Mike Leake • August 10, 2020
Text: Genesis 18:25, Matthew 5:20
I’ll be honest, there are times in life when I really do not understand what God is doing. There are also difficult theological questions that I do not have the answer to. But rarely have those kept me up late at night (unless studying to write a paper for seminary). What is really bothersome, and what keeps me up at night, is when those difficult questions flow out of actual suffering. It’s one thing to hypothesize about the problem of evil and try to untangle theological knots in the safety of our study. But it’s quite another to wrestle with those God-questions that are asked by a teenager who has just been raped by her father. Christopher Wright is correct:
- The philosophical and theological problem of evil is one thing, however; the wrenching reality of actual suffering is another, and the more we see of it, the harder it gets to understand God in connection with it. (Wright, 17)
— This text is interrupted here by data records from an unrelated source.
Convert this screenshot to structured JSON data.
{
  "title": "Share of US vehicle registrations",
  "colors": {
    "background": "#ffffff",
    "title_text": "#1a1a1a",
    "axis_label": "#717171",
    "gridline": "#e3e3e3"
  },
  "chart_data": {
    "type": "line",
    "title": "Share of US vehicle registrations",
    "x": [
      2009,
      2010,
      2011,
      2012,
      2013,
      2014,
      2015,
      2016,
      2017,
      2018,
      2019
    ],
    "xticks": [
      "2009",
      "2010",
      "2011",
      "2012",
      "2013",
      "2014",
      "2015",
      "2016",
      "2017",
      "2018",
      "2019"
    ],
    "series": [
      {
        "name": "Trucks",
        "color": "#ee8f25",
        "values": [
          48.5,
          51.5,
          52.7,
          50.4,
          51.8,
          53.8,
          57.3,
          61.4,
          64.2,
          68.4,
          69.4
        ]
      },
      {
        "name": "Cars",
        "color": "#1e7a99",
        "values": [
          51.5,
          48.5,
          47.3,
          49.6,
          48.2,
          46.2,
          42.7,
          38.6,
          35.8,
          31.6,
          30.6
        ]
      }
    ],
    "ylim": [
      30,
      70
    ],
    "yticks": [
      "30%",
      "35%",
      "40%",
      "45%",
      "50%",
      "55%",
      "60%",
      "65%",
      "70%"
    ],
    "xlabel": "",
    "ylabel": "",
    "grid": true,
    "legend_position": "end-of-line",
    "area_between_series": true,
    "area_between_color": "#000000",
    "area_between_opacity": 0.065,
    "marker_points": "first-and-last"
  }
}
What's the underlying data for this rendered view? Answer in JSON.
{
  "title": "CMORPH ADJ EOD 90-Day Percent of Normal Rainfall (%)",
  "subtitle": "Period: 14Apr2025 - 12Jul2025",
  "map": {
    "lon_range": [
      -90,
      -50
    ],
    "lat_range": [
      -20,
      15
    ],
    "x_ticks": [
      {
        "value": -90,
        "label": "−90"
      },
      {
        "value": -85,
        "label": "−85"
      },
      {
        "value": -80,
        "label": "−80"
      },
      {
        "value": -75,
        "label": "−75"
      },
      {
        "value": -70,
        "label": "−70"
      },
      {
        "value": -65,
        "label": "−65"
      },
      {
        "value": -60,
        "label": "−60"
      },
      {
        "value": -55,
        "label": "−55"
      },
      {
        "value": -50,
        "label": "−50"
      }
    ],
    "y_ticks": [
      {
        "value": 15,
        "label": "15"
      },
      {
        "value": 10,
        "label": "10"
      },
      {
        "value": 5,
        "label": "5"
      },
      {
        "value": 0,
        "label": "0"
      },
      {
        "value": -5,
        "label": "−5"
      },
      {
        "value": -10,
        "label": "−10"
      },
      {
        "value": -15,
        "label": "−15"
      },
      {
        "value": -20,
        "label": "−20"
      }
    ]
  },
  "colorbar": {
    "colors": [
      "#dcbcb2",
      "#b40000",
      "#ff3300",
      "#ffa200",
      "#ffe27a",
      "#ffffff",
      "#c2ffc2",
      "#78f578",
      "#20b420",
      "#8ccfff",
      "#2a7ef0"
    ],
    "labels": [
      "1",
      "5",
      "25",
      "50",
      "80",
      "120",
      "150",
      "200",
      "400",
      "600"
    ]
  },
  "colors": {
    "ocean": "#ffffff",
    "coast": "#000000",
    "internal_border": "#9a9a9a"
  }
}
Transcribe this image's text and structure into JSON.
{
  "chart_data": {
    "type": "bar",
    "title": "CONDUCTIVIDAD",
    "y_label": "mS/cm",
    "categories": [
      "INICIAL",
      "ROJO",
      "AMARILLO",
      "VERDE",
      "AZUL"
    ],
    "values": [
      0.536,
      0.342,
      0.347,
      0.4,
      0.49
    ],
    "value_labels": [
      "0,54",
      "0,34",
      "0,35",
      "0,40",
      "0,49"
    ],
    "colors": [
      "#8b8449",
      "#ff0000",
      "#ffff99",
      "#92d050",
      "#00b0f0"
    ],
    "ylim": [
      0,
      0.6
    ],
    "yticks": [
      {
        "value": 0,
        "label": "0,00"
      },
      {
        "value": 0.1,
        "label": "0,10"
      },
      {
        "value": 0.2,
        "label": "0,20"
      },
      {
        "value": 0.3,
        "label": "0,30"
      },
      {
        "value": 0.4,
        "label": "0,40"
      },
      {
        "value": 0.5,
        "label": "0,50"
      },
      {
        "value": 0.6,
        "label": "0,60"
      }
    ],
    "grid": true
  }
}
What do you say when you really have nothing to say? What do you do in those moments when the pain is so thick that all you really know to do is cry with another human being? How do you pick up the theological pieces when all your safe answers are dashed upon the rocks?
This is important to keep in our mind and heart as we read a narrative like Genesis 18. Sodom and Gomorrah are just the faceless names of destroyed cities to us. When we picture them, we picture a scene of rubble. A place destroyed. But this was most certainly not how Abraham viewed them. He saw faces. And this is, in part, why he was wrestling with God’s judgment upon them. So Abraham pleaded with God:
“Far be it from you to do such a thing, to put the righteous to death with the wicked, so that the righteous fare as the wicked! Far be that from you! Shall not the Judge of all the earth do what is just?” -Genesis 18:25
When the activity of God confounded the faith of Abraham he rested upon God’s righteousness. It’s not simply that God always does the right thing. It’s actually that God always does the right thing because he is righteous in his being. It is part of His character. Wayne Grudem defines God’s righteousness thus:
God’s righteousness means that God always acts in accordance with what is right and is himself the final standard of what is right.
God always does the right thing. This is what we lean on whenever God doesn’t make sense. And it’s also something we use whenever we are given to lament. That is what Abraham was doing. “God this action doesn’t seem consistent with your character. Surely….” We must drop anchor here on the righteousness of God.
This unsettles us, though, because what we see in the flesh is a humanity which seldom gets it right. Even the best of judicial systems will blow it. We do not always act in accordance with what is right. If we’re honest a good many of the decisions we make flows out of self-interest and not out of righteous principle. Even our “righteous indignation” is seldom actually righteous. Consider Jesus’ words in Matthew 5:20, they are meant to be shocking because the Pharisees were known as the pinnacle of righteousness. Jesus extends the standard of God even further than they had assumed. His declaration that the Pharisees weren’t righteous would have left his hearers asking with the disciples, “who then can be saved?” The answer is clear, if our hope is in our own righteousness, then we will never meet God’s standard.
Thankfully, Jesus was perfectly righteous. All of the actions of Jesus flowed out of his righteous character. Thus, he had a perfectly righteous record before God—he always did the right thing. This is wonderful news for us because his record becomes our record. But it is also wonderful news because it means that Jesus is also in the process of changing our hearts and minds and restoring us to reflect God’s righteousness. In Christ, you truly can do what is right. We are being molded and shaped into the righteousness of God. Jesus not only gives us a new record he is also restoring our ability to accurately view the world.
Will you trust in the judgment of God or will you trust in your own judgment? Will you lean on your own righteousness and your view of what is right, or will you bank wholly on the righteousness of Jesus Christ on your behalf? God always does what is right, and he calls us to join him in this consistency. Do we trust him enough to do that?
Let this summary help you as you appropriate this attribute of God and preach the gospel to yourself.
God: The judge of the earth will always do what is right
Man: The history of humanity shows that we are seldom good judges
Christ: Jesus restores our ability to accurately view the world
Response: Do I trust the judgment of God for the tough questions?